Managing a Personal Injury Claim for a Child When You Share Custody with Another Parent

young woman by the car after an accident and a man making a phone call.
If your child suffers an injury due to someone else’s negligence, you may have a basis for a personal injury claim. However, pursuing legal action can become complicated when parents share custody. Careful communication and collaboration are key for taking the right steps to get compensation for your child while maintaining a cooperative co-parenting relationship. Working with an experienced personal injury attorney can help guide you through the process.

Notifying the Other Parent

Once it’s determined your child’s injury may warrant a claim, notify the other parent right away. Explain what happened and why you feel a claim could help your child. Gauge if they seem open to pursuing it or if they have any concerns. Address questions openly and directly. Though you likely share legal rights, it’s ideal to be on the same page. According to a Pew Research study, over half of divorces involve joint legal custody arrangements. So, in most cases, both parents should consent to filing a claim.

Selecting a Personal Injury Attorney

Ideally, both parents will agree on which attorney to hire. Look for someone experienced in child injury cases and custody disputes. If opinions differ, you may need to consult attorneys separately first. But using one lawyer is best to avoid conflicts of interest. Demonstrate to the other parent that your chosen Philly personal injury lawyer will represent your child’s interests above all else. Once retained, the lawyer should communicate with both parents equally.

Investigating the Accident

Your attorney will investigate liability and damages related to the accident. This may involve interviewing you, your child and witnesses, obtaining police and medical records, examining evidence and more. The lawyer must keep both custodial parents informed. Schedule meetings together or ask for separate updates to stay on the same page. According to a report from the Administration of Emergency Medicine, over 300 million children were seen in emergency rooms for injuries between 2006-2014. So, child accident cases require thorough investigation.

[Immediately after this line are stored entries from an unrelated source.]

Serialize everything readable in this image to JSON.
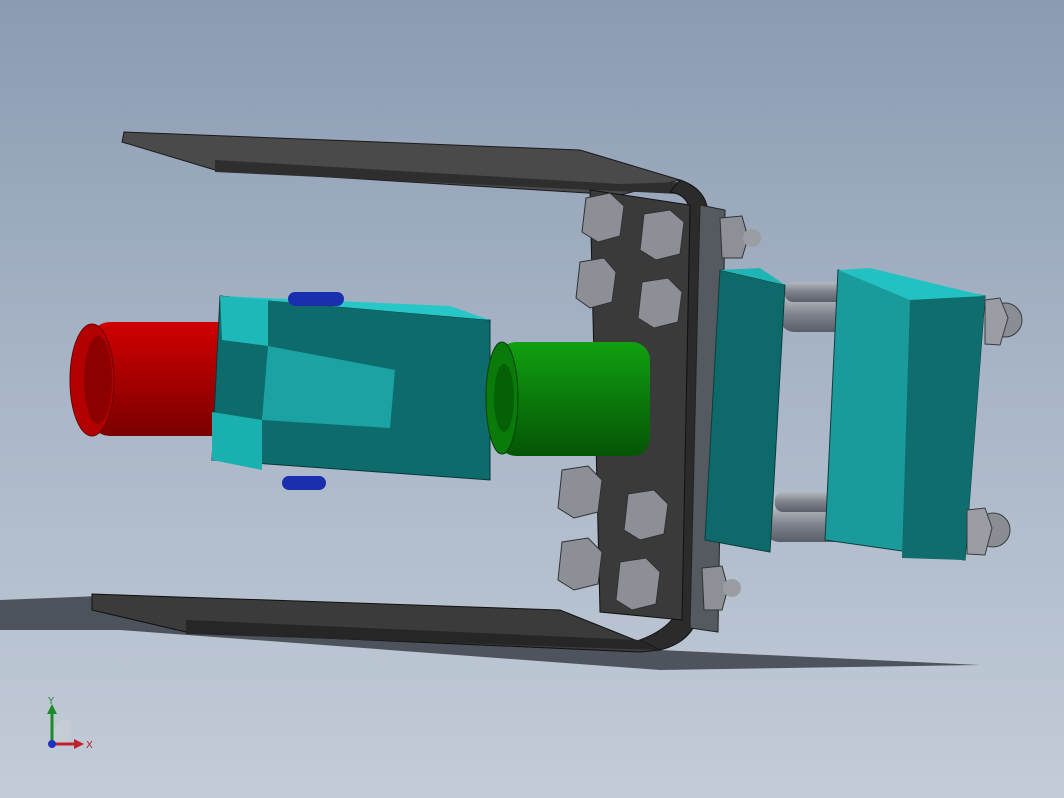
{
  "viewport": {
    "background_top": "#8b9bb2",
    "background_bottom": "#c3ccd8"
  },
  "model": {
    "parts": [
      {
        "name": "channel-bracket",
        "color": "#3a3a3a"
      },
      {
        "name": "red-cylinder-rod",
        "color": "#b00000"
      },
      {
        "name": "clevis-block",
        "color": "#1fb5b5"
      },
      {
        "name": "green-coupling",
        "color": "#0a8a0a"
      },
      {
        "name": "mounting-plate",
        "color": "#1fa5a5"
      },
      {
        "name": "hex-bolts",
        "color": "#8a8d93"
      },
      {
        "name": "blue-pin",
        "color": "#1a2fb0"
      }
    ]
  },
  "triad": {
    "x_label": "X",
    "y_label": "Y",
    "x_color": "#c0202a",
    "y_color": "#1d8a2a",
    "z_color": "#2030c0"
  }
}
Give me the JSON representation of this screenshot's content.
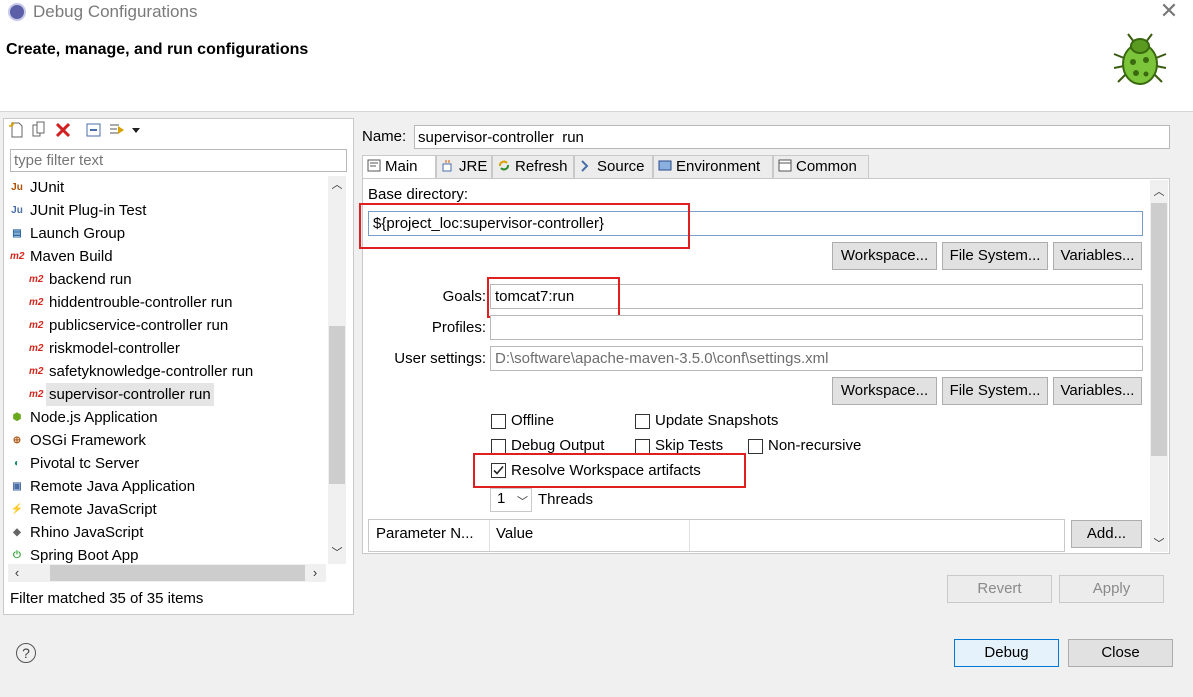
{
  "window": {
    "title": "Debug Configurations"
  },
  "header": {
    "title": "Create, manage, and run configurations"
  },
  "left": {
    "filter_placeholder": "type filter text",
    "tree": [
      {
        "label": "JUnit",
        "icon": "junit-icon",
        "level": 0
      },
      {
        "label": "JUnit Plug-in Test",
        "icon": "junit-plugin-icon",
        "level": 0
      },
      {
        "label": "Launch Group",
        "icon": "launch-group-icon",
        "level": 0
      },
      {
        "label": "Maven Build",
        "icon": "m2-icon",
        "level": 0
      },
      {
        "label": "backend run",
        "icon": "m2-icon",
        "level": 1
      },
      {
        "label": "hiddentrouble-controller run",
        "icon": "m2-icon",
        "level": 1
      },
      {
        "label": "publicservice-controller run",
        "icon": "m2-icon",
        "level": 1
      },
      {
        "label": "riskmodel-controller",
        "icon": "m2-icon",
        "level": 1
      },
      {
        "label": "safetyknowledge-controller run",
        "icon": "m2-icon",
        "level": 1
      },
      {
        "label": "supervisor-controller  run",
        "icon": "m2-icon",
        "level": 1,
        "selected": true
      },
      {
        "label": "Node.js Application",
        "icon": "nodejs-icon",
        "level": 0
      },
      {
        "label": "OSGi Framework",
        "icon": "osgi-icon",
        "level": 0
      },
      {
        "label": "Pivotal tc Server",
        "icon": "pivotal-icon",
        "level": 0
      },
      {
        "label": "Remote Java Application",
        "icon": "remote-java-icon",
        "level": 0
      },
      {
        "label": "Remote JavaScript",
        "icon": "remote-js-icon",
        "level": 0
      },
      {
        "label": "Rhino JavaScript",
        "icon": "rhino-icon",
        "level": 0
      },
      {
        "label": "Spring Boot App",
        "icon": "spring-boot-icon",
        "level": 0
      }
    ],
    "status": "Filter matched 35 of 35 items"
  },
  "right": {
    "name_label": "Name:",
    "name_value": "supervisor-controller  run",
    "tabs": [
      {
        "label": "Main",
        "active": true
      },
      {
        "label": "JRE"
      },
      {
        "label": "Refresh"
      },
      {
        "label": "Source"
      },
      {
        "label": "Environment"
      },
      {
        "label": "Common"
      }
    ],
    "base_dir_label": "Base directory:",
    "base_dir_value": "${project_loc:supervisor-controller}",
    "workspace_btn": "Workspace...",
    "filesystem_btn": "File System...",
    "variables_btn": "Variables...",
    "goals_label": "Goals:",
    "goals_value": "tomcat7:run",
    "profiles_label": "Profiles:",
    "profiles_value": "",
    "user_settings_label": "User settings:",
    "user_settings_value": "D:\\software\\apache-maven-3.5.0\\conf\\settings.xml",
    "offline_label": "Offline",
    "update_snapshots_label": "Update Snapshots",
    "debug_output_label": "Debug Output",
    "skip_tests_label": "Skip Tests",
    "non_recursive_label": "Non-recursive",
    "resolve_ws_label": "Resolve Workspace artifacts",
    "resolve_ws_checked": true,
    "threads_value": "1",
    "threads_label": "Threads",
    "param_col1": "Parameter N...",
    "param_col2": "Value",
    "add_btn": "Add...",
    "revert_btn": "Revert",
    "apply_btn": "Apply"
  },
  "footer": {
    "debug_btn": "Debug",
    "close_btn": "Close"
  },
  "colors": {
    "highlight": "#e02020",
    "selection": "#e5e5e5"
  }
}
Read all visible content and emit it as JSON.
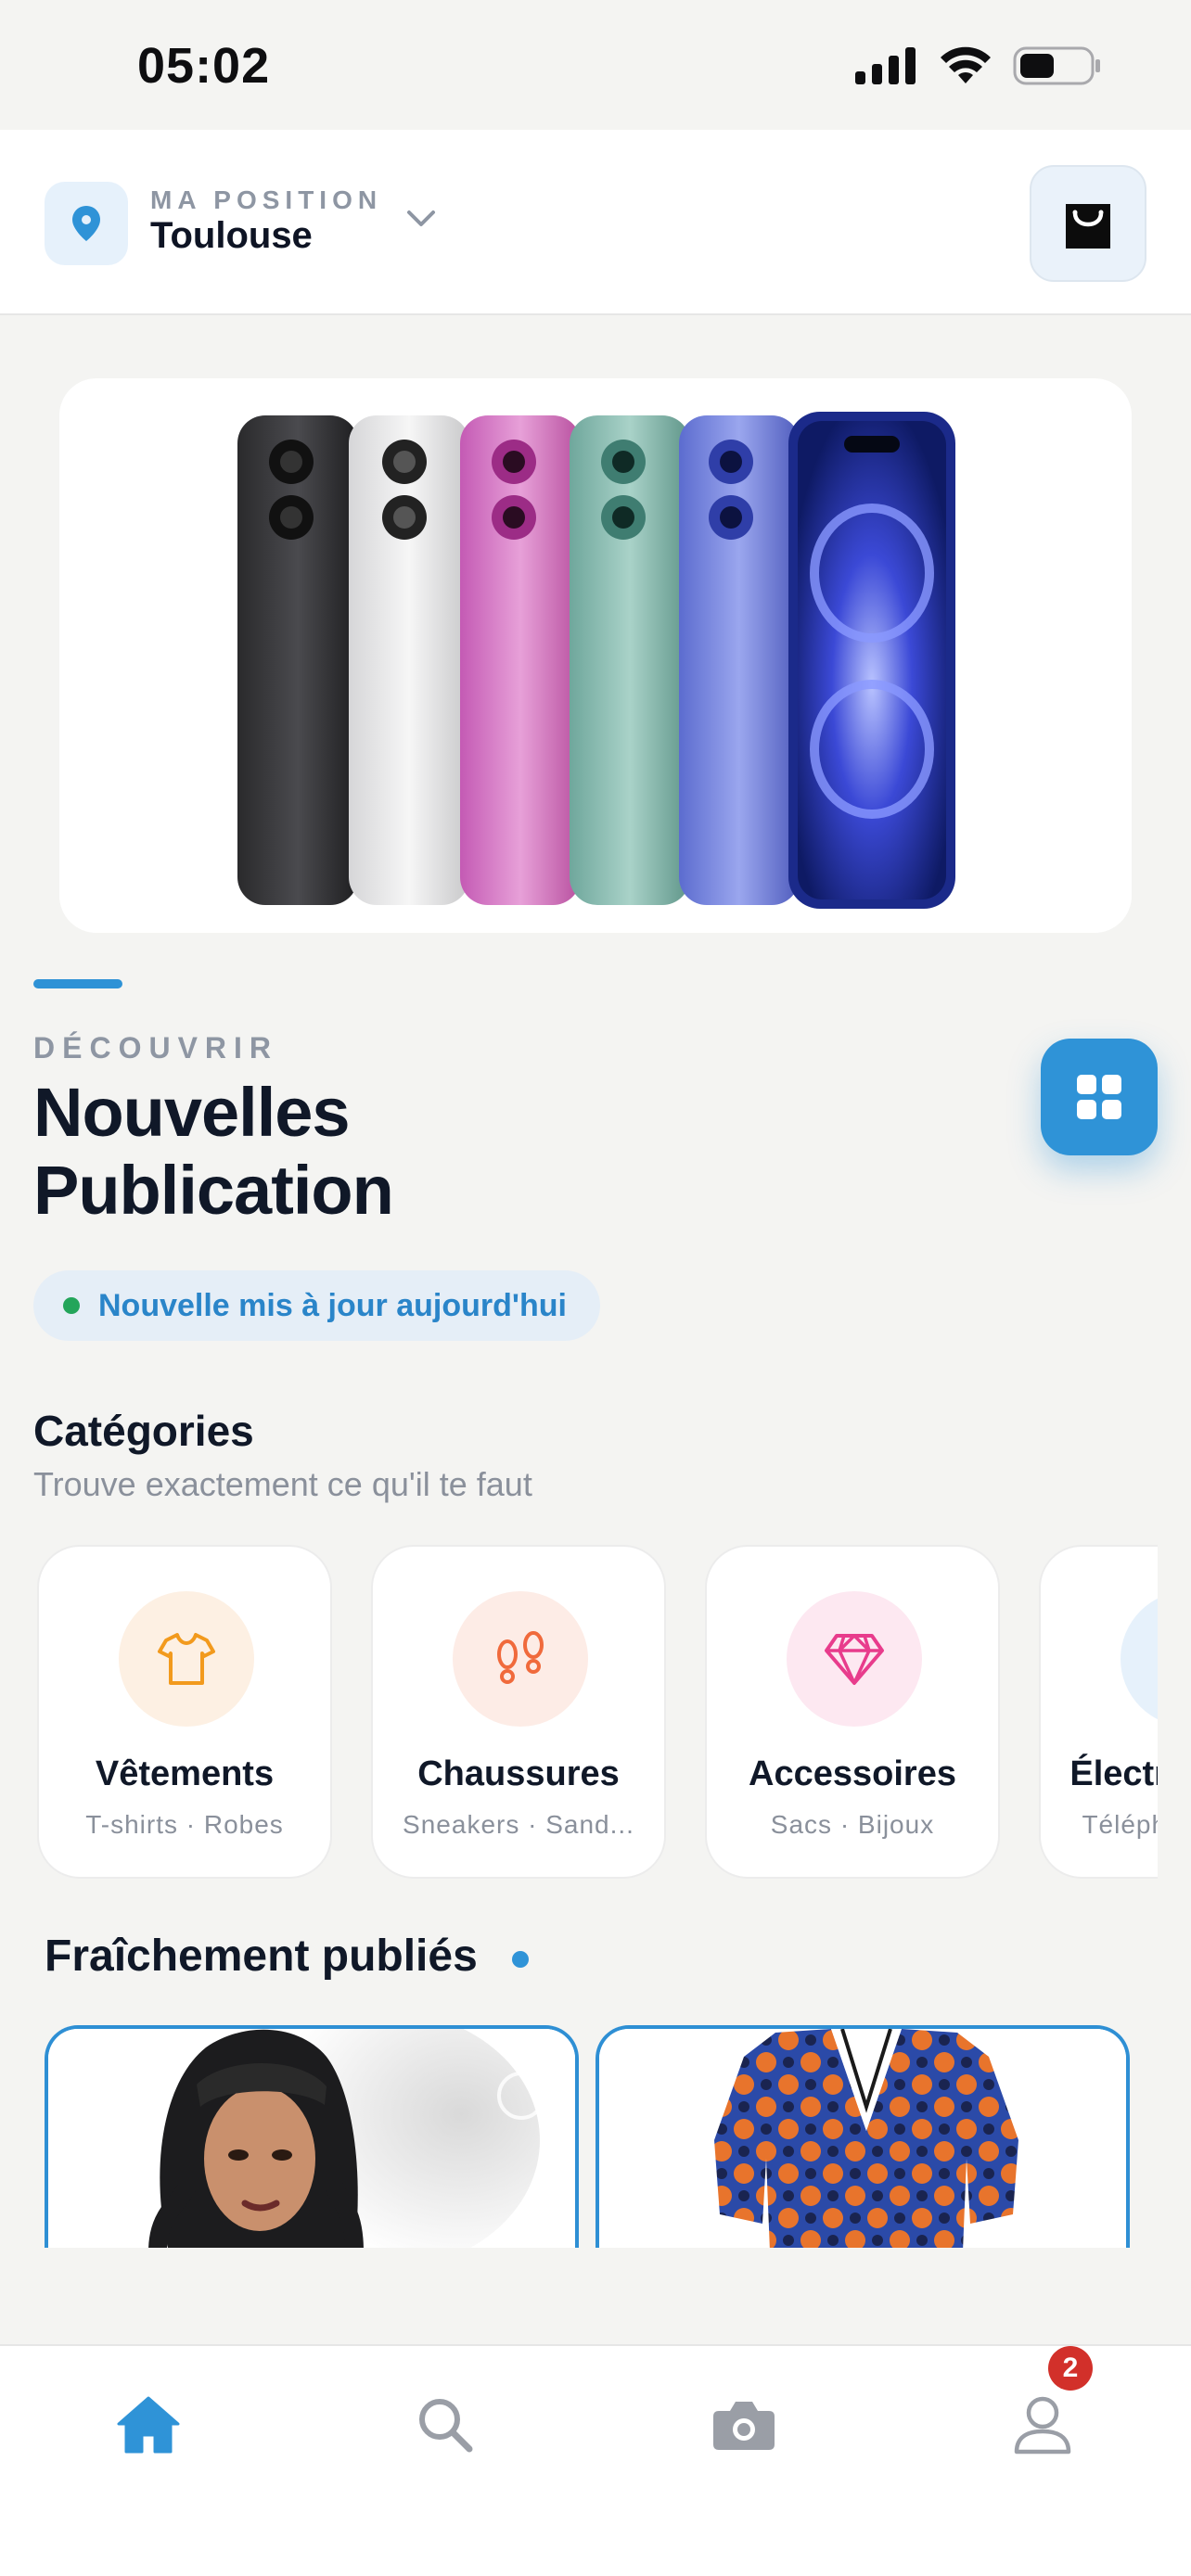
{
  "status_bar": {
    "time": "05:02"
  },
  "header": {
    "position_label": "MA POSITION",
    "city": "Toulouse",
    "icons": {
      "location": "map-pin-icon",
      "dropdown": "chevron-down-icon",
      "cart": "shopping-bag-icon"
    }
  },
  "banner": {
    "image": "smartphone-lineup-banner"
  },
  "discover": {
    "eyebrow": "DÉCOUVRIR",
    "title_line1": "Nouvelles",
    "title_line2": "Publication",
    "update_text": "Nouvelle mis à jour aujourd'hui"
  },
  "categories": {
    "title": "Catégories",
    "subtitle": "Trouve exactement ce qu'il te faut",
    "items": [
      {
        "name": "Vêtements",
        "tags": "T-shirts · Robes",
        "icon": "tshirt-icon",
        "color": "#f29a1d",
        "bg": "#fdf0e3"
      },
      {
        "name": "Chaussures",
        "tags": "Sneakers · Sand...",
        "icon": "footprints-icon",
        "color": "#f06a3c",
        "bg": "#fdece6"
      },
      {
        "name": "Accessoires",
        "tags": "Sacs · Bijoux",
        "icon": "diamond-icon",
        "color": "#e83c8c",
        "bg": "#fde8f1"
      },
      {
        "name": "Électroniques",
        "tags": "Téléphones · PC",
        "icon": "phone-icon",
        "color": "#2f93d7",
        "bg": "#e6f1fb"
      }
    ]
  },
  "fresh": {
    "title": "Fraîchement publiés",
    "products": [
      {
        "image": "woman-curly-hair-portrait"
      },
      {
        "image": "african-print-dress"
      }
    ]
  },
  "tabbar": {
    "tabs": [
      {
        "icon": "home-icon",
        "active": true
      },
      {
        "icon": "search-icon",
        "active": false
      },
      {
        "icon": "camera-icon",
        "active": false
      },
      {
        "icon": "profile-icon",
        "active": false
      }
    ],
    "profile_badge": "2"
  },
  "colors": {
    "accent": "#2f93d7",
    "text": "#101828",
    "muted": "#8a909b"
  }
}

Deciding Whether to Settle

Before filing a lawsuit, the defendant will likely make a settlement offer. Your attorney should explain your options clearly. Settlements avoid court but also forgo the possibility of a bigger jury award later. Consider your child’s current and future medical needs, recovery time, permanent limitations, and other factors. The CDC puts the economic cost of injury at $4.2 trillion and $327 billion of this is related to medical care, so the numbers are significant. Also, discuss the emotional impact of pressing forward to trial versus getting closure through settlement. Weigh the risks and make a cooperative choice in your child’s best interest.

Filing a Lawsuit

If efforts to negotiate a fair settlement fail, your attorney may recommend filing a lawsuit. Both parents should agree before taking this serious step. Your lawyer will help compile the complaint documenting your child’s damages, the defendant’s liability, and your demand for compensation. Attorneys handle filings, but custody arrangements can determine who becomes the plaintiff of record. In most states, either custodial parent can file as next friend on a minor child’s behalf.

Managing Trial or Settlement Details

If you settle, carefully review the terms together before signing. Make sure the compensation sufficiently covers current and future medical care, therapy, and other needs related to the injury. If you proceed to trial, your attorney will handle court filings and appearances. You may be asked to testify and help prep your child’s testimony. Work closely with your lawyer through trial, mediation or settlement negotiations. Avoid directly contacting the defense to prevent miscommunications that could undermine the case.

Pursuing injury compensation for your child while co-parenting requires open communication and joint decision-making. Through teamwork and compassion for your child’s needs, you can secure a better recovery without undermining your ongoing parenting relationship.